Asylum seekers in the Netherlands who are denied residency still have a right to a simple shelter. That was decided by the District Court of Amsterdam on May 8, 2015. The court judged that refusing basic shelter would have such an impact on human dignity that it would impede the right for a private life.
Last month the Dutch government coalition clashed over the issue of providing food and shelter, so called ‘bed, bath, bread’, for asylum seekers whose application is rejected and who despite that are not leaving the country. Reason was a decision of the Council of Europe that said that the Netherlands is obliged to provide shelter to these people. The Committee of Ministers of the Council of Europe stated that emergency aid should ‘be granted also to those who do not, or no longer, fulfil the criteria of entitlement to assistance’. It was also pointed out that this aid ‘cannot be made conditional upon the willingness of the persons concerned to cooperate in the organisation of their own expulsion’. However, it was not specified how this shelter should look like.

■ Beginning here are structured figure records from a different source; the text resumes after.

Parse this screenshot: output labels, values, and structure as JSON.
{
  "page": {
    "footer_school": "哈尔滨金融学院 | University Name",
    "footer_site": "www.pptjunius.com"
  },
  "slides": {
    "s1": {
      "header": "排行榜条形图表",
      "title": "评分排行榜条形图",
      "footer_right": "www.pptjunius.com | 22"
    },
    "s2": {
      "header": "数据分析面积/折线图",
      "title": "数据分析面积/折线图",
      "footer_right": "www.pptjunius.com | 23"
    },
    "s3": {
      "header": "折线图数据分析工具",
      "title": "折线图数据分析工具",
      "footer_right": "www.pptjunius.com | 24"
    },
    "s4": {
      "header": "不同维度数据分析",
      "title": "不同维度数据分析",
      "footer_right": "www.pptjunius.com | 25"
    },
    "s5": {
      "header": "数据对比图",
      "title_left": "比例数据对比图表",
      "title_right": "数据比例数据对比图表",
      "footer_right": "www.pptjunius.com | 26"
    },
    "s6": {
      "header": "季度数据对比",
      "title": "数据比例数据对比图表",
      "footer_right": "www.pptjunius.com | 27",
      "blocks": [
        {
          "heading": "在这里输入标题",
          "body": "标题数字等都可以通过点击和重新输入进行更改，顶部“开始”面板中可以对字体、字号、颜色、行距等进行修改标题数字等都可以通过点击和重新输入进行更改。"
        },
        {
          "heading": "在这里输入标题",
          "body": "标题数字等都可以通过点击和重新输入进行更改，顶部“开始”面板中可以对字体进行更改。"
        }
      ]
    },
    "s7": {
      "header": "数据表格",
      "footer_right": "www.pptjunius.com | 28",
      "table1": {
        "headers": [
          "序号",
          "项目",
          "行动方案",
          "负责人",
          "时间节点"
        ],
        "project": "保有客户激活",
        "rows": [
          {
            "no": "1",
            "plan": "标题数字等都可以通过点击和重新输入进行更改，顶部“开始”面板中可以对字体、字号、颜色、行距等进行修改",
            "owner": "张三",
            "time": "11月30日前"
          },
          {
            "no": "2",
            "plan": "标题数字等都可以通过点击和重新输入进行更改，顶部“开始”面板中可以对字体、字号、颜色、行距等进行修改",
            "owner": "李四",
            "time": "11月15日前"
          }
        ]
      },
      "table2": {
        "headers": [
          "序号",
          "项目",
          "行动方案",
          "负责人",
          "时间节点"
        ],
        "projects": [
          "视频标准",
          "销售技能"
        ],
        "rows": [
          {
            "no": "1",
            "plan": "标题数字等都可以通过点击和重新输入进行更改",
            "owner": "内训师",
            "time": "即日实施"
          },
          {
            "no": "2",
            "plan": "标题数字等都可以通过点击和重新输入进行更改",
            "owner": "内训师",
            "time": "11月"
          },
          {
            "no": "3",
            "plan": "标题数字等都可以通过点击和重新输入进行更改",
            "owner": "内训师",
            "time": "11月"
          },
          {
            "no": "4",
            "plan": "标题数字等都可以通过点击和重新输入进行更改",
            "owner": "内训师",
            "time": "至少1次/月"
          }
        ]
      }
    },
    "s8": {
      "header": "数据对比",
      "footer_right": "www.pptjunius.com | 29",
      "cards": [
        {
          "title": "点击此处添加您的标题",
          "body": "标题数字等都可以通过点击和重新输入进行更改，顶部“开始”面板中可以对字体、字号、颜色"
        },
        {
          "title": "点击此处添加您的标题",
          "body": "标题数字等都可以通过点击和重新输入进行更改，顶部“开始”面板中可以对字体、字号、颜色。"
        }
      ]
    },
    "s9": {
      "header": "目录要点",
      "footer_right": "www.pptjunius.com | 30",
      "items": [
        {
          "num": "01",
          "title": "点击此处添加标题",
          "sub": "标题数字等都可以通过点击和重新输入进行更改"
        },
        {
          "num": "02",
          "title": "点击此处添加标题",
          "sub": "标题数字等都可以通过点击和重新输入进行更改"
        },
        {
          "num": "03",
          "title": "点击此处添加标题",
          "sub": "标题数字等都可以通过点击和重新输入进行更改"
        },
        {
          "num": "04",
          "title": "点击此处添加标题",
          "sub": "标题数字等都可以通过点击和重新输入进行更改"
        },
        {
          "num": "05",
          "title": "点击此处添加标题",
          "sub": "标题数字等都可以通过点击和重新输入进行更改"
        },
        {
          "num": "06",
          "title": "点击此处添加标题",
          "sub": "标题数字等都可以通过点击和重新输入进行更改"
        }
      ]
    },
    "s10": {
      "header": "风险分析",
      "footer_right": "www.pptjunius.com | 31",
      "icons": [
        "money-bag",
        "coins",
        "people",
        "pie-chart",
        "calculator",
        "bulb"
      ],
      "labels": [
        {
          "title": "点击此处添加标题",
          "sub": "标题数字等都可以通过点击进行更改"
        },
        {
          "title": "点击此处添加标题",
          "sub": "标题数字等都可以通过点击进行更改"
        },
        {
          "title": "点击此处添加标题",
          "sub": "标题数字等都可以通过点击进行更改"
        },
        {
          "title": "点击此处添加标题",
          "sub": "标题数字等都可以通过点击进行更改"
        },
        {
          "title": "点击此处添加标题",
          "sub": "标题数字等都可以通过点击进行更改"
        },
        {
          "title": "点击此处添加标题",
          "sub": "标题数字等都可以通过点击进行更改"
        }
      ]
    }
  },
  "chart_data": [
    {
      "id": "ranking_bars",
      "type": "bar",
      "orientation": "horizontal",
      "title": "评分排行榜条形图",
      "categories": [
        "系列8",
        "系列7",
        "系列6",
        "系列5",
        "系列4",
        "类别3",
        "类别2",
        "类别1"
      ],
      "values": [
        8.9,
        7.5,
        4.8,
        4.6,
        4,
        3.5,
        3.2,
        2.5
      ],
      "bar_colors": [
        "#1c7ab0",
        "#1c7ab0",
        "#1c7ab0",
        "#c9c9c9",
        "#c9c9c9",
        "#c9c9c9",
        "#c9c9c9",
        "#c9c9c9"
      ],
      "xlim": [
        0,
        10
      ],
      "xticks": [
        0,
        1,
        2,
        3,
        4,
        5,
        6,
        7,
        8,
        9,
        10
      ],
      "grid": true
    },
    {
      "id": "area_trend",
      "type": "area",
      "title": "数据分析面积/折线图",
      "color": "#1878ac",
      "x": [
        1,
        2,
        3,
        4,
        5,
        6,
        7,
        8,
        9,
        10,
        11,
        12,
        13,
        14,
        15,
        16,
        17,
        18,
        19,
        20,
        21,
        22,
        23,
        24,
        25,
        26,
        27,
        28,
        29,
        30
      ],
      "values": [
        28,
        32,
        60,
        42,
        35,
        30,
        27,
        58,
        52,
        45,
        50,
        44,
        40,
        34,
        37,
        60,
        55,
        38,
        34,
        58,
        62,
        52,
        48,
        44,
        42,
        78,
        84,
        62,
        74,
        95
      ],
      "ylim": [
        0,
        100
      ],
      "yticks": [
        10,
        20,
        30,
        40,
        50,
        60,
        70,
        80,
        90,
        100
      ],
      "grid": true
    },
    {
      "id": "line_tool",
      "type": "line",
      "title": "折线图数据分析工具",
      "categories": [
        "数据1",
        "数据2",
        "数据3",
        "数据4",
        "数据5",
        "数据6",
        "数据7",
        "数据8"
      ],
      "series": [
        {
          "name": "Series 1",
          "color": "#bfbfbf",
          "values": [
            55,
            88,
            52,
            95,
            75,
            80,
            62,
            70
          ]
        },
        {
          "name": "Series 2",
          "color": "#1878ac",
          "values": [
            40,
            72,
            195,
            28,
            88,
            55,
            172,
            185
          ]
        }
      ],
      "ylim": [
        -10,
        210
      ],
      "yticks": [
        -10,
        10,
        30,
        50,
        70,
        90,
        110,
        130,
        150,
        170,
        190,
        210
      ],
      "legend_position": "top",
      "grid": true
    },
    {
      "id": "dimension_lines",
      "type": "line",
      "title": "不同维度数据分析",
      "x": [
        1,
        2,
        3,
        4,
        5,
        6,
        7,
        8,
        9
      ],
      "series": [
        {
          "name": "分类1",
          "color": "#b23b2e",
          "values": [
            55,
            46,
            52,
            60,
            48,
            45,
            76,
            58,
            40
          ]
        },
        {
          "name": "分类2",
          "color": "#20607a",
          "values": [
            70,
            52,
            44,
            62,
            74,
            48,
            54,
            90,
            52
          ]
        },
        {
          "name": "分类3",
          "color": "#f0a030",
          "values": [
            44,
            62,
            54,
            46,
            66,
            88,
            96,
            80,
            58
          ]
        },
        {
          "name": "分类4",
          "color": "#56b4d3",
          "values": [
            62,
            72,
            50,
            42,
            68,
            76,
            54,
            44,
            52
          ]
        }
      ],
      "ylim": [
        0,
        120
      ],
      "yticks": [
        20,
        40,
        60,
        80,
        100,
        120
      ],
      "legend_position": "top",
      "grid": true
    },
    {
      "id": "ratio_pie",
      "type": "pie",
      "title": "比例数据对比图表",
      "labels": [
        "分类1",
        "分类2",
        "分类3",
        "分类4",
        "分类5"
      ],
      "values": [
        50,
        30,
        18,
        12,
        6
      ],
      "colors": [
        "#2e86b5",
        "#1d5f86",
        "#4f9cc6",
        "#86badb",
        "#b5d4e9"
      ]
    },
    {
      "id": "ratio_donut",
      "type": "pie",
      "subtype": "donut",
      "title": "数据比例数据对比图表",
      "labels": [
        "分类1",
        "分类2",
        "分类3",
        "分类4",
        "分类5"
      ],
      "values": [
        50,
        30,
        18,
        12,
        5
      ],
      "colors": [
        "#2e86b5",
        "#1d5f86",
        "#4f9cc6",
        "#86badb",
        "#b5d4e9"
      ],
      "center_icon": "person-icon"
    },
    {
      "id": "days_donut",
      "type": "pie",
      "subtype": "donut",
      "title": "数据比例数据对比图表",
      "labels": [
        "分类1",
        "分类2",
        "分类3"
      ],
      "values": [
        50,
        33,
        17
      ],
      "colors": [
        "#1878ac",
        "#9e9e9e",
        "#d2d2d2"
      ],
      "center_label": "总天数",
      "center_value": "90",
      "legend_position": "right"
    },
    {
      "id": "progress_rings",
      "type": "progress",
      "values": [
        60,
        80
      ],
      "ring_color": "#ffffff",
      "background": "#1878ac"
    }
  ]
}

According to the Dutch Immigration and Naturalisation Service in 2014, the Netherlands received around 24,000 asylum applications. In the first half of that year around 4000 asylum seekers disappeared from the system and the government does not know where they are. A number of them stay presumably illegally in the country.
The ruling Liberal and Labour parties (VVD and PvdA) hold very different views on the ‘bed, bath, bread’ issue. The Liberals are not in favour of this policy, while the Labour party thinks it is not human to leave asylum seekers whose application was rejected out on the streets. They only reached a compromise with difficulty. The shelter for asylum seekers that exhausted all legal means would be restricted to six cities (Amsterdam, Rotterdam, Den Haag, Utrecht, Eindhoven and Ter Apel) and would be financed by the state. And other municipalities that are already providing ‘bed, bath, bread’ facilities would need to close these.
Municipalities are offering ‘bed, bath, bread’ since December 2014 when the Dutch Administrative High Court ruled it compulsory. It judged that municipalities had to offer a simple shelter till two months after the Committee of the Ministers of the Council of Europe would have given its verdict.
Next month the Dutch Administrative High Court will pass a judgement in a case concerning ‘bed, bath, bread’ and this will clarify whether the compromise of the government will hold.